Первым делом, так или иначе, надо было запасаться молоком. Она залезла под дом, стоявший, как избушка на курьих ножках, на каменных сваях, и вытащила оттуда тачку с двумя огромными колесами. С тачкой и пошла в магазин, который по привычке звали сельпо, – тетя Оля, во всяком случае, так звала, – стоял он посреди поселка, рядом с двухэтажной, в желтой побелке, конторой, и, в отличие от прежних времен, чего только в магазине не было. Тетя Оля сказывала так: ведь говорили старые люди, наступят-де такие времена, когда на прилавках все, что душа пожелает, будет, а денег, чтоб купить, не будет. Видать, как раз и пришли эти времена. В магазине никого, кроме продавщицы, не оказалось, поэтому Елена с самым независимым видом попросила у неприступной армянской девушки, щелкавшей семечки из ладного цветного пакетика – а не из газетного кулька, как бывало, – сто двадцать пакетов кубанского молока.
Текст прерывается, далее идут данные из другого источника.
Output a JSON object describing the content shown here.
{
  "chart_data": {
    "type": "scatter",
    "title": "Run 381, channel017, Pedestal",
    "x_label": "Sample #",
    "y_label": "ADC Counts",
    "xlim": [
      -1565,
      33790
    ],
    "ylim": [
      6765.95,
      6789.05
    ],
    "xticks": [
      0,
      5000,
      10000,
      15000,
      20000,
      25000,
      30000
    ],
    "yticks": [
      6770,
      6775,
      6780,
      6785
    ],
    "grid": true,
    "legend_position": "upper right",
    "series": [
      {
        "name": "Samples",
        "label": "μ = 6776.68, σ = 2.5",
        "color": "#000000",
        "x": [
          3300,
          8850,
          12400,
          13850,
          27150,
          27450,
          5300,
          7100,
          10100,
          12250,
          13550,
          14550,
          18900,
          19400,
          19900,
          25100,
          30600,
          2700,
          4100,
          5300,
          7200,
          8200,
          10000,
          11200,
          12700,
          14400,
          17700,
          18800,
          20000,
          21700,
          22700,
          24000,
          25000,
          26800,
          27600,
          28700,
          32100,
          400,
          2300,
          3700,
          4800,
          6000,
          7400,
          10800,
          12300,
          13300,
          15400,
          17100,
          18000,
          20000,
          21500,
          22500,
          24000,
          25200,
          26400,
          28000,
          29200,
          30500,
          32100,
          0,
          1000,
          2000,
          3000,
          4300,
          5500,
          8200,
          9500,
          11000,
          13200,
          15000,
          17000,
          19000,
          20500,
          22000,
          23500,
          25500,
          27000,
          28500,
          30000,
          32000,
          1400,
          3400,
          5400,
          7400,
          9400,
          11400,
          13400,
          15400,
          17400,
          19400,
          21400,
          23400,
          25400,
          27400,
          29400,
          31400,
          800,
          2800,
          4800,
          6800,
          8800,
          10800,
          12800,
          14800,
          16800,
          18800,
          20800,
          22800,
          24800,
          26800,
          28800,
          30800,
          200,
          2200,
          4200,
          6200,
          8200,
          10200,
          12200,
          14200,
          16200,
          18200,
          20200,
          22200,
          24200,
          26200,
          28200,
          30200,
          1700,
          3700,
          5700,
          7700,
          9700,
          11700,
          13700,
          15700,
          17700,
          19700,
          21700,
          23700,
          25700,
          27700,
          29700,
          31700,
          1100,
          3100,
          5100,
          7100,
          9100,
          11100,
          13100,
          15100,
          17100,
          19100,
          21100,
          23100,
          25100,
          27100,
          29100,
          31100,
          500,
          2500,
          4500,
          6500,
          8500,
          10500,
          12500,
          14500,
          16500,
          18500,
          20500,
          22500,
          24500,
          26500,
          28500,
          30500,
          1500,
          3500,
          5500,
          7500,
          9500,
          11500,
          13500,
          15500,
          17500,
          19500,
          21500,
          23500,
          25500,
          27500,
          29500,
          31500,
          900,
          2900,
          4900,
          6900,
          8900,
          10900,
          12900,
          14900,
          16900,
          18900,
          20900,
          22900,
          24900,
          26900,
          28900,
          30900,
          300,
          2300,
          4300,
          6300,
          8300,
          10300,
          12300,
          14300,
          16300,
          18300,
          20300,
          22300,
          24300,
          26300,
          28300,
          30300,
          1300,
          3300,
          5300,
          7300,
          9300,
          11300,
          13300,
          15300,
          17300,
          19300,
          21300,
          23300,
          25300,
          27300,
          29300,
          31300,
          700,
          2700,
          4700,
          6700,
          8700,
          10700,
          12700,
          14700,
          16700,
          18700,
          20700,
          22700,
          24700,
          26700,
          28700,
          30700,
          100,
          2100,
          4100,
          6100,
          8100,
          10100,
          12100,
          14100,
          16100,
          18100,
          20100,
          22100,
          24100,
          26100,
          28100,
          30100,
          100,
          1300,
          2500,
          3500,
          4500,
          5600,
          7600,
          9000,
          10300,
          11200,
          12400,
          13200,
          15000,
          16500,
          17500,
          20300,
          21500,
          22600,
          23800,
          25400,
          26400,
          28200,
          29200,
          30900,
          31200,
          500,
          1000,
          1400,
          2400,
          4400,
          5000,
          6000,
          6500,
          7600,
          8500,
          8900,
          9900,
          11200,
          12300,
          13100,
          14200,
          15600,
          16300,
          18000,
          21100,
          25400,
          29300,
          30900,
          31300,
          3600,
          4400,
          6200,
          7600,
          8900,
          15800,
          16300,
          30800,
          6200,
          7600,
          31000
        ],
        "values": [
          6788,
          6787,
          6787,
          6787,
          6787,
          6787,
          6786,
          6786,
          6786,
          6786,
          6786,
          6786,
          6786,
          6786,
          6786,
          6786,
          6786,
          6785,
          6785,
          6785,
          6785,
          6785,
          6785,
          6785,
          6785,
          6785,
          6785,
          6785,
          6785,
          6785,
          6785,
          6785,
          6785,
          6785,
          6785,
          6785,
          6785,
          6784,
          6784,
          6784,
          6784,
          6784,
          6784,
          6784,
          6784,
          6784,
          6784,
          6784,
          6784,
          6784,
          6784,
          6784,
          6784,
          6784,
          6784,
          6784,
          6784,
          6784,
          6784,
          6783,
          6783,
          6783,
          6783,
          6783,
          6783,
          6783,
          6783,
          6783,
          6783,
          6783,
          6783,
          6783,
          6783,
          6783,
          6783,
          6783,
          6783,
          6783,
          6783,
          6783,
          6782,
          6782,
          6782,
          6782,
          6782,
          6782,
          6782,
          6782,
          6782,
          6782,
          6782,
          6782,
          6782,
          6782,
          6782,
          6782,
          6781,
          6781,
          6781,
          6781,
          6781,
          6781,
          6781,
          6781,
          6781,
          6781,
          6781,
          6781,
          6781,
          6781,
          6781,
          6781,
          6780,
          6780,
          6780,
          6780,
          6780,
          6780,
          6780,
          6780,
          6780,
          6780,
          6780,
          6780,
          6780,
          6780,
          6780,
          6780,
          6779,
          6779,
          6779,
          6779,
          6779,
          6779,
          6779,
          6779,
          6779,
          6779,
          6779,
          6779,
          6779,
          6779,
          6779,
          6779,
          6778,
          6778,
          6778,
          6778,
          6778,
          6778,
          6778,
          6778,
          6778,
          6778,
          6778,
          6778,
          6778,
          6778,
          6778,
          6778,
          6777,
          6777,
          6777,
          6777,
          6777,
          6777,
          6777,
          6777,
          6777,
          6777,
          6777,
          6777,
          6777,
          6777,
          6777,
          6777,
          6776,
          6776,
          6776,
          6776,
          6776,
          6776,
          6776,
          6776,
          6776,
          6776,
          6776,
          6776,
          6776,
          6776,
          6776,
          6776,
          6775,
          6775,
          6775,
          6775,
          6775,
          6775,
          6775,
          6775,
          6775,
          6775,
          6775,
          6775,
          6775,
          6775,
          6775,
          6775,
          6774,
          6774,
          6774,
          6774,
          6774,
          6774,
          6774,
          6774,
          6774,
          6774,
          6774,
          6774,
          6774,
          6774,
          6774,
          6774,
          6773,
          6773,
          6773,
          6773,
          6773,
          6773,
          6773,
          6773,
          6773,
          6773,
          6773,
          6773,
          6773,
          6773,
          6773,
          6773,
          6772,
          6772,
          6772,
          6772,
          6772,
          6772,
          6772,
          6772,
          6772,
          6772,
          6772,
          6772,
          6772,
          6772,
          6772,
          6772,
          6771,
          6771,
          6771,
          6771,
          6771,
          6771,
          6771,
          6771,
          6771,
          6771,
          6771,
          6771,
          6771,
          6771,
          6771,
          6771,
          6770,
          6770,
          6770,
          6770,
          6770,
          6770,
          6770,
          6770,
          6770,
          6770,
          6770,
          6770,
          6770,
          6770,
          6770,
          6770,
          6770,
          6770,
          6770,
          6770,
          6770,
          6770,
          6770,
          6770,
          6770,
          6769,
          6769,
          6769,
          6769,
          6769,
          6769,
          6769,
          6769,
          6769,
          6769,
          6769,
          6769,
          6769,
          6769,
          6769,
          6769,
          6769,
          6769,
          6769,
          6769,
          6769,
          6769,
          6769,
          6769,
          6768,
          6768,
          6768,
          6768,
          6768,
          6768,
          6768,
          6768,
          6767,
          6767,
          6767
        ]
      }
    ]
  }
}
– Ско-олько? – изумилась продавщица, мигом переставшая клевать семечки.
– Сто двадцать, – осторожно отвечала Елена.
Продавщица некоторое время в изумлении рассматривала Еленино лицо, потом дернула плечами:
– Не могу. Оптовая закупка. И что я другим покупателям скажу, спросят: почему молоко не привезли, а сегодня уже не привезут, завтра только.
– Девушка, красавица, пожалуйста, очень надо, – умильным голосом зачастила Елена и добавила магическое: – Я ведь доплачу.
– Ну хорошо, – вздохнула продавщица и стала выкладывать на прилавок пакеты с молоком. Елена, едва не застряв в дверях, завезла в магазин тачку и стала складывать мягко колыхавшиеся пакеты, исписанные рекламными словами, туда. В окно она увидела двух женщин, приближавшихся к магазину, и поскорей набросила на груженную молоком тачку цветастую шаль бабушки Медеи. Быстро расплатилась с продавщицей, а на покупательниц в дверях едва не наехала. Те, в недоумении, посторонились.